How would you move from a array like from [2] to [3] or backwards like [2] to [1]

So lets say I am on example[3] I want to iterate to example[2] and only when a certain condition is met it will count down to array [2] but if I met a different condition it will count up to example[4] this is what I want to do so I can have 360 degrees coverage by my main camera on my player . help? I will post if I manage to solve my self

using UnityEngine;
using System.Collections;

public class CameraController : MonoBehaviour
{

    public GameObject player;

    private Vector3 offset;

    Vector3[] bawb = new Vector3[4]; 

    void Start()
    {
        offset = transform.position - player.transform.position;
        bawb[1] = new Vector3(10, 10, 10);
        bawb[2] = new Vector3(20, 20, 20);
        bawb[3] = new Vector3(30, 30, 30);
        bawb[4] = new Vector3(40, 40, 40);
//camera positions(^  are test vectors)
        
    }

    void Update()
    {
        if (Input.GetKeyDown("q"))
        {
            //condition to interate a array number up
        }
        else
        {
         if (Input.GetKeyDown("e"))
            {
//condition to interate a number down
            }
        }
    }

    void LateUpdate()
    {
        transform.position = player.transform.position + offset;
   //subtracting vectors to get preferd camera angle(no touchy >:( )
}
}

for (int i = 10 ; i > 5 ; i–) // will go from 10 to 6 by 1
{
Debug.Log(theArray*);*
}

for (int i = 10 ; i < 90 ; i+=10) // will go from 10 to 90 by 10
{
Debug.Log(theArray*);*
}

The form of the question is pretty hard to understand, but with a few guesses…

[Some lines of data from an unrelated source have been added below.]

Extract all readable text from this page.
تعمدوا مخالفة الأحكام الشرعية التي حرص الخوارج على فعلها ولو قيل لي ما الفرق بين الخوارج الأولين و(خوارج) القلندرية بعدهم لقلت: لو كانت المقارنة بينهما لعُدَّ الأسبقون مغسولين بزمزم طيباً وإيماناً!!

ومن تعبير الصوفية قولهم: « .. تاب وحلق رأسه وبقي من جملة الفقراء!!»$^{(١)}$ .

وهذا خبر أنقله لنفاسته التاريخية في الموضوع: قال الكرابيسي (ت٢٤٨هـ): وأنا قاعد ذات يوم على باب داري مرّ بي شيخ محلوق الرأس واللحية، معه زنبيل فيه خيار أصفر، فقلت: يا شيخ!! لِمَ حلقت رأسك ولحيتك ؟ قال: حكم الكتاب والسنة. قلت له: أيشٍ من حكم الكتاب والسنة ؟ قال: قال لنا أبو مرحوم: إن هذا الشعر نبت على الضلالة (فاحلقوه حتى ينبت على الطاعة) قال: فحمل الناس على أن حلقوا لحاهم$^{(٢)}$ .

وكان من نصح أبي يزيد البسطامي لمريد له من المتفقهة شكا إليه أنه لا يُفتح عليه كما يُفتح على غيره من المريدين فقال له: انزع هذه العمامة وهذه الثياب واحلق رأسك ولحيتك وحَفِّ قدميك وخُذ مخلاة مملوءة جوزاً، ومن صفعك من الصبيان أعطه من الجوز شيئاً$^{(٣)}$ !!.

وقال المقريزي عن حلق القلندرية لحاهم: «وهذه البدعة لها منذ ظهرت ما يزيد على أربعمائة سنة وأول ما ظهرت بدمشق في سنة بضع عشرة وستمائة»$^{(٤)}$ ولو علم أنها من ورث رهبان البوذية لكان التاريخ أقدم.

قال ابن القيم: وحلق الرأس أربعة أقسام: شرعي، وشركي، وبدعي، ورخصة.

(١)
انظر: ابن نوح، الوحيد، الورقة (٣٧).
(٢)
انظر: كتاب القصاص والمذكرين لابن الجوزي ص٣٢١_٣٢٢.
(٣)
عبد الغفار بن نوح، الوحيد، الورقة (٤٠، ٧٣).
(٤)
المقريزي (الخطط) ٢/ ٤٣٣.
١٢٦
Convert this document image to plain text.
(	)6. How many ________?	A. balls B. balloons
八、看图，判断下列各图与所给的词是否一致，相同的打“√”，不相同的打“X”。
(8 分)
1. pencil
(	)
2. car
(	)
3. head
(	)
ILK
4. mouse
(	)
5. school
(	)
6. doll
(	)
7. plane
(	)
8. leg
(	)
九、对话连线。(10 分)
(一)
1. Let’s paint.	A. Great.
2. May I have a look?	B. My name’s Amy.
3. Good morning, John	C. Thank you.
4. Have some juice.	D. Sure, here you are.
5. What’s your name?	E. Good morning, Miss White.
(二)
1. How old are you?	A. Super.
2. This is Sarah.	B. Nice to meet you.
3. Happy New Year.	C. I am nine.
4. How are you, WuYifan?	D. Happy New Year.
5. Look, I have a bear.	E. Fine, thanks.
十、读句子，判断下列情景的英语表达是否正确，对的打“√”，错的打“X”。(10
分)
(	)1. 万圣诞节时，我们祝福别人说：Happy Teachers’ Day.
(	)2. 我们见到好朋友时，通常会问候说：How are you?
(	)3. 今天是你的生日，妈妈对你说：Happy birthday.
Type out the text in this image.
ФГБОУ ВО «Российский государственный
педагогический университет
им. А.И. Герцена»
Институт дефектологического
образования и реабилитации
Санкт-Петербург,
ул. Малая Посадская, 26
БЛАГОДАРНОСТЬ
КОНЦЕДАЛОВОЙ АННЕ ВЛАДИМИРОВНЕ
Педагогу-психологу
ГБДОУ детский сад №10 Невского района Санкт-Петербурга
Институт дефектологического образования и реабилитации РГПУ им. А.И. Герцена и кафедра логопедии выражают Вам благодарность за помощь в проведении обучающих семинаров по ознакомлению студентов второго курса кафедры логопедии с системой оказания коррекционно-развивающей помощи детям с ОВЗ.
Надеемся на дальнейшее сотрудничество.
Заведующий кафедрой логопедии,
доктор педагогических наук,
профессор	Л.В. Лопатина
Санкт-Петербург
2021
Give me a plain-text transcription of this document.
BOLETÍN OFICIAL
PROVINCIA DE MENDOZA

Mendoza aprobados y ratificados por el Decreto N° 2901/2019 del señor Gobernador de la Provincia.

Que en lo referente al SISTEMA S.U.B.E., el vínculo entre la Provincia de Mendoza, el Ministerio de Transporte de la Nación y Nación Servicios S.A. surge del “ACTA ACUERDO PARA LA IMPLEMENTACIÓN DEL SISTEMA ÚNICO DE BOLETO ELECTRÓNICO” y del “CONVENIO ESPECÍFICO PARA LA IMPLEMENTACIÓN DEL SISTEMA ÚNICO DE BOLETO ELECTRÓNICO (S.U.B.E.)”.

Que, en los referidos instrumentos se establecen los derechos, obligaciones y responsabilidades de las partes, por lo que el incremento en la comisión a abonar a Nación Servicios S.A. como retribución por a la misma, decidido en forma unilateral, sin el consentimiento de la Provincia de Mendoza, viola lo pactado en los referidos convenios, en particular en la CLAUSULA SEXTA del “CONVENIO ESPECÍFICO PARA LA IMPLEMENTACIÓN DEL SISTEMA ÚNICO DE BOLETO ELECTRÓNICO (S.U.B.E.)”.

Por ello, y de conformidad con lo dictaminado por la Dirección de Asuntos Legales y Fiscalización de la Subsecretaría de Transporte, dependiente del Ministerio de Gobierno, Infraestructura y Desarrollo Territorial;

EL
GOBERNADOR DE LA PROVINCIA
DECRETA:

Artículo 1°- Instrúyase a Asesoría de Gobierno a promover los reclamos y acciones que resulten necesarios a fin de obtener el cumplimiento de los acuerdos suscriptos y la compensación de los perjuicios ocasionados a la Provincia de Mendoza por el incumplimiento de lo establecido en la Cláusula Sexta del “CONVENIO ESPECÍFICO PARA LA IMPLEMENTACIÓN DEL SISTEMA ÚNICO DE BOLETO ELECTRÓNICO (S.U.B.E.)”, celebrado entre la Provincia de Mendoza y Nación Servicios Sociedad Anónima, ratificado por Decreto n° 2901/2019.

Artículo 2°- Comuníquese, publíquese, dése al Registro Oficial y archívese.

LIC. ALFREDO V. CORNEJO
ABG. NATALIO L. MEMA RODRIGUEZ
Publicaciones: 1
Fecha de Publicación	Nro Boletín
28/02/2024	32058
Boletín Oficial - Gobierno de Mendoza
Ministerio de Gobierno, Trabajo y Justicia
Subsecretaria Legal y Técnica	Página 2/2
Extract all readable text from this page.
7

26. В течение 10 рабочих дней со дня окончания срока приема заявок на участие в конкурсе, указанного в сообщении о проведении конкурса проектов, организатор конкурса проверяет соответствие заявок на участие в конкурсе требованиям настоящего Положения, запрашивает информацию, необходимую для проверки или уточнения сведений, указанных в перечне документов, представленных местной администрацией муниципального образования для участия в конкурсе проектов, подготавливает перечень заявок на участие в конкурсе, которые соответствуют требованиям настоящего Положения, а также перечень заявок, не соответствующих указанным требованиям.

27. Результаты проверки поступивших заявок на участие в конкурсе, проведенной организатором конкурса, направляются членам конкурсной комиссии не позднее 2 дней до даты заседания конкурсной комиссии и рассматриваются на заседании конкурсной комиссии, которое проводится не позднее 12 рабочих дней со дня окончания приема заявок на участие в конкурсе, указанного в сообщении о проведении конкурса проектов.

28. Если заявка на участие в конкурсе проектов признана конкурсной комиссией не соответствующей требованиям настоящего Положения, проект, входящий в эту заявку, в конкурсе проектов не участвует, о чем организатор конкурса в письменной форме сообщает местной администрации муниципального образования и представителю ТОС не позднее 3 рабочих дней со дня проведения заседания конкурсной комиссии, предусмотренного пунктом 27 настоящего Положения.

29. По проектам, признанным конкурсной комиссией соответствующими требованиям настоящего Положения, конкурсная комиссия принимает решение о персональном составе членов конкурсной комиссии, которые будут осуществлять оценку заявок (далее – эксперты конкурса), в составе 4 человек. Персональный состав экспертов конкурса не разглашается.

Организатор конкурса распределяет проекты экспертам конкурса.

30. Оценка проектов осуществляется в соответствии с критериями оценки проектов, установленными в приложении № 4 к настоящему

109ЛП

The index into an array is an integer. To ‘iterate up’ increment the integer. To ‘iterate down’ decrement it.

// make this an instance variable for the class
private int indx = 3; // index for array[3]
// these can go inside any method of the class
indx++; // increment
indx--; // decrement

If you go outside the range of the array, you will get a bounds error. So don’t. You need to add code to check for that.